Laut der internationalen Sicherheitsorganisation für NGOs (INSO) wurden in Afghanistan 11.647 sicherheitsrelevante Vorfälle von 1.1.-31.5.2017 registriert (Stand: 31.5.2017) (INSO o.D.).

ANDSF - afghanische Sicherheits- und Verteidigungskräfte

Laut einem Bericht des amerikanischen Verteidigungsministeriums behielten die ANDSF, im Berichtszeitraum 1.12.2016-31.5.2017 trotz aufständischer Gruppierungen, auch weiterhin Kontrolle über große Bevölkerungszentren: Die ANDSF waren im Allgemeinen fähig große Bevölkerungszentren zu schützen, die Taliban davon abzuhalten gewisse Gebiete für einen längeren Zeitraum zu halten und auf Talibanangriffe zu reagieren. Die ANDSF konnten in städtischen Gebieten Siege für sich verbuchen, während die Taliban in gewissen ländlichen Gebieten Erfolge erzielen konnten, in denen die ANDSF keine dauernde Präsenz hatten. Spezialeinheiten der afghanischen Sicherheitskräfte (ASSF - Afghan Special Security Forces) leiteten effektiv offensive Befreiungsoperationen (US DOD 6.2017).

Bis Ende April 2017 lag die Truppenstärke der afghanischen Armee [ANA - Afghan National Army] bei 90,4% und die der afghanischen Nationalpolizei [ANP - Afghan National Police] bei 95,1% ihrer Sollstärke (UN GASC 20.6.2017).

High-profile Angriffe:

Als sichere Gebiete werden in der Regel die Hauptstadt Kabul und die regionalen Zentren Herat und Mazar-e Sharif genannt. Die Wahrscheinlichkeit, hier Opfer von Kampfhandlungen zu werden, ist relativ geringer als zum Beispiel in den stark umkämpften Provinzen Helmand, Nangarhar und Kunduz (DW 31.5.2017).

Hauptstadt Kabul

Kabul wird immer wieder von Attentaten erschüttert (DW 31.5.2017):

Am 31.5.2017 kamen bei einem Selbstmordattentat im hochgesicherten Diplomatenviertel Kabuls mehr als 150 Menschen ums Leben und mindestens 300 weitere wurden schwer verletzt als ein Selbstmordattentäter einen Sprengstoff beladenen Tanklaster mitten im Diplomatenviertel in die Luft sprengte (FAZ 6.6.2017; vgl. auch:

al-Jazeera 31.5.2017; The Guardian 31.5.2017; BBC 31.5.2017; UN News Centre 31.5.2017). Bedeutend ist der Angriffsort auch deswegen, da dieser als der sicherste und belebteste Teil der afghanischen Hauptstadt gilt. Kabul war in den Wochen vor diesem Anschlag relativ ruhig (al-Jazeera 31.5.2017).
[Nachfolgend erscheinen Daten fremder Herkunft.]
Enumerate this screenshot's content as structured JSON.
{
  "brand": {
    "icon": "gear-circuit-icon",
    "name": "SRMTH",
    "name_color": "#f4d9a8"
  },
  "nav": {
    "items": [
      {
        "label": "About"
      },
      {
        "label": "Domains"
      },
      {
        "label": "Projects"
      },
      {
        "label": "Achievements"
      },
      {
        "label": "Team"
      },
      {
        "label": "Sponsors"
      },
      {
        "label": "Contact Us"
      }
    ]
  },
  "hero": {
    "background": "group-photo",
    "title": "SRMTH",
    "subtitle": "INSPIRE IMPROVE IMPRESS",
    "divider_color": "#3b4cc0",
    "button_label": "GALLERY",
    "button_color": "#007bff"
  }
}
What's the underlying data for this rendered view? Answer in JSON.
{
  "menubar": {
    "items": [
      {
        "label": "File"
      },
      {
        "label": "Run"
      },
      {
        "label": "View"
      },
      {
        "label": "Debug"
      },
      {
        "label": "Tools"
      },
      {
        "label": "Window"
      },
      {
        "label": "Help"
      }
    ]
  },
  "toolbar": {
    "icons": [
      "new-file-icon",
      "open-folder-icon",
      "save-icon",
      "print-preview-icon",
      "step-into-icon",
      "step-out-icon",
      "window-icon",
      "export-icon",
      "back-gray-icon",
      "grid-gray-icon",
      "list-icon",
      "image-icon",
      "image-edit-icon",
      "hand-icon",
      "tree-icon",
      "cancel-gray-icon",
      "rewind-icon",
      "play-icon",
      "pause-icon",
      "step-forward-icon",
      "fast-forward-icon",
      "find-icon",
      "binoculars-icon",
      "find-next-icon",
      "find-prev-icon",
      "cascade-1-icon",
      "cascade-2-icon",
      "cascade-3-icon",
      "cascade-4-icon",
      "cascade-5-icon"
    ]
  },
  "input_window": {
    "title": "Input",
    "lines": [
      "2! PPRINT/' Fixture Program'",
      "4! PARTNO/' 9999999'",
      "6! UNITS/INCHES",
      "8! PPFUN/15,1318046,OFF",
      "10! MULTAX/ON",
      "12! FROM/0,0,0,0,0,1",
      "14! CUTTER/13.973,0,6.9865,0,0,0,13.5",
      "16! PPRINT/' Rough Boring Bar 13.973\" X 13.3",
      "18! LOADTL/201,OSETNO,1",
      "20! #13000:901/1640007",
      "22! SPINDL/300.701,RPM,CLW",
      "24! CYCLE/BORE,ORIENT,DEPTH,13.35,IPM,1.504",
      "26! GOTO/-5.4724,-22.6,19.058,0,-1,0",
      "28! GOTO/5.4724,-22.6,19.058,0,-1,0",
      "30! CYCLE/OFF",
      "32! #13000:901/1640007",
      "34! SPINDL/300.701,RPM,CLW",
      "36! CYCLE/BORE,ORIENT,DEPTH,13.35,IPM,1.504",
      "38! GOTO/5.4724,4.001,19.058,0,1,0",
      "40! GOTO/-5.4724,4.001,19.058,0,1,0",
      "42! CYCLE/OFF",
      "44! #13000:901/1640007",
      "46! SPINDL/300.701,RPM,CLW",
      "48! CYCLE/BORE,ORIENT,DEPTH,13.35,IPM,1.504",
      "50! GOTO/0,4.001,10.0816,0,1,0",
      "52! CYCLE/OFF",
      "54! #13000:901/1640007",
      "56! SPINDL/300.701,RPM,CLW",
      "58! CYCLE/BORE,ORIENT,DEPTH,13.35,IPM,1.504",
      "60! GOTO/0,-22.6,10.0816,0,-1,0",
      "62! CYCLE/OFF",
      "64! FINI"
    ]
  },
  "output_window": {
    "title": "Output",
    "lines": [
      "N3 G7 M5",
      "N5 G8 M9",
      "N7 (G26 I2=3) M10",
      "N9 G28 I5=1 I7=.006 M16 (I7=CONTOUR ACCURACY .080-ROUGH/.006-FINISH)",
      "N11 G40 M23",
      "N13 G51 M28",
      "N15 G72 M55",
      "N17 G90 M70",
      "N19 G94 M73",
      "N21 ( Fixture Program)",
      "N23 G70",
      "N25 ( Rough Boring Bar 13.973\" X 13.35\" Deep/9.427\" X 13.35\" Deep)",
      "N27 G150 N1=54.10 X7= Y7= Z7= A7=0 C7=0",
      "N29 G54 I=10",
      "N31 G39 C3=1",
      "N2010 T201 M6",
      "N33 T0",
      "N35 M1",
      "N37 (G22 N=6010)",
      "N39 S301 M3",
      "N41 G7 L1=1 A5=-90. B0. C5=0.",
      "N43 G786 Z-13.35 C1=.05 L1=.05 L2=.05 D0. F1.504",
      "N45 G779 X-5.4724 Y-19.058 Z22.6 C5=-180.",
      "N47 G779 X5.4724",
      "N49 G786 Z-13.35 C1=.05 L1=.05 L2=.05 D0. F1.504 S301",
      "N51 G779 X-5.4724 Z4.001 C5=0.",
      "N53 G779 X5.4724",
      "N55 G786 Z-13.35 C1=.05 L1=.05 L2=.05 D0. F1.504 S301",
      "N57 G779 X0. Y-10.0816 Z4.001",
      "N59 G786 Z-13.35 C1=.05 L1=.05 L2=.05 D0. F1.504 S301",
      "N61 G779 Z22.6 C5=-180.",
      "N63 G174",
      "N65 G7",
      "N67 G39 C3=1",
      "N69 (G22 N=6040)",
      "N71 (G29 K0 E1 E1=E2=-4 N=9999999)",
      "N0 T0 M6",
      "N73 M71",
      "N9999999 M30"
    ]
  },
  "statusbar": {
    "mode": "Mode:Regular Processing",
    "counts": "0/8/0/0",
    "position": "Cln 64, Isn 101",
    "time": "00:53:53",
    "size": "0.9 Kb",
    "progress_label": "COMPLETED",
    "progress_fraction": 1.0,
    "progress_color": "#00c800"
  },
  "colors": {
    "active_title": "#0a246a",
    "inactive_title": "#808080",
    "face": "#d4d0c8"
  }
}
(The Guardian 31.5.2017) [Anm.: man beachte, dass die Opferzahlen in dieser Grafik, publiziert am Tag des Anschlags, noch überhöht angegeben wurden]

Zunächst übernahm keine Gruppe Verantwortung für diesen Angriff; ein Talibansprecher verlautbarte nicht für diesen Vorfall verantwortlich zu sein (al-Jazeera 31.5.2017). Der afghanische Geheimdienst (NDS) macht das Haqqani-Netzwerk für diesen Vorfall verantwortlich (The Guardian 2.6.2017; vgl. auch: Fars News 7.6.2017); schlussendlich bekannte sich der Islamische Staat dazu (Fars News 7.6.2017).

Nach dem Anschlag im Diplomatenviertel in Kabul haben rund 1.000 Menschen, für mehr Sicherheit im Land und eine Verbesserung der Sicherheit in Kabul demonstriert (FAZ 2.6.2017). Bei dieser Demonstration kam es zu gewaltsamen Zusammenstößen zwischen den Demonstranten und den Sicherheitskräften (The Guardian 2.6.2017); dabei wurden mindestens sieben Menschen getötet und zahlreiche verletzt (FAZ 2.6.2017).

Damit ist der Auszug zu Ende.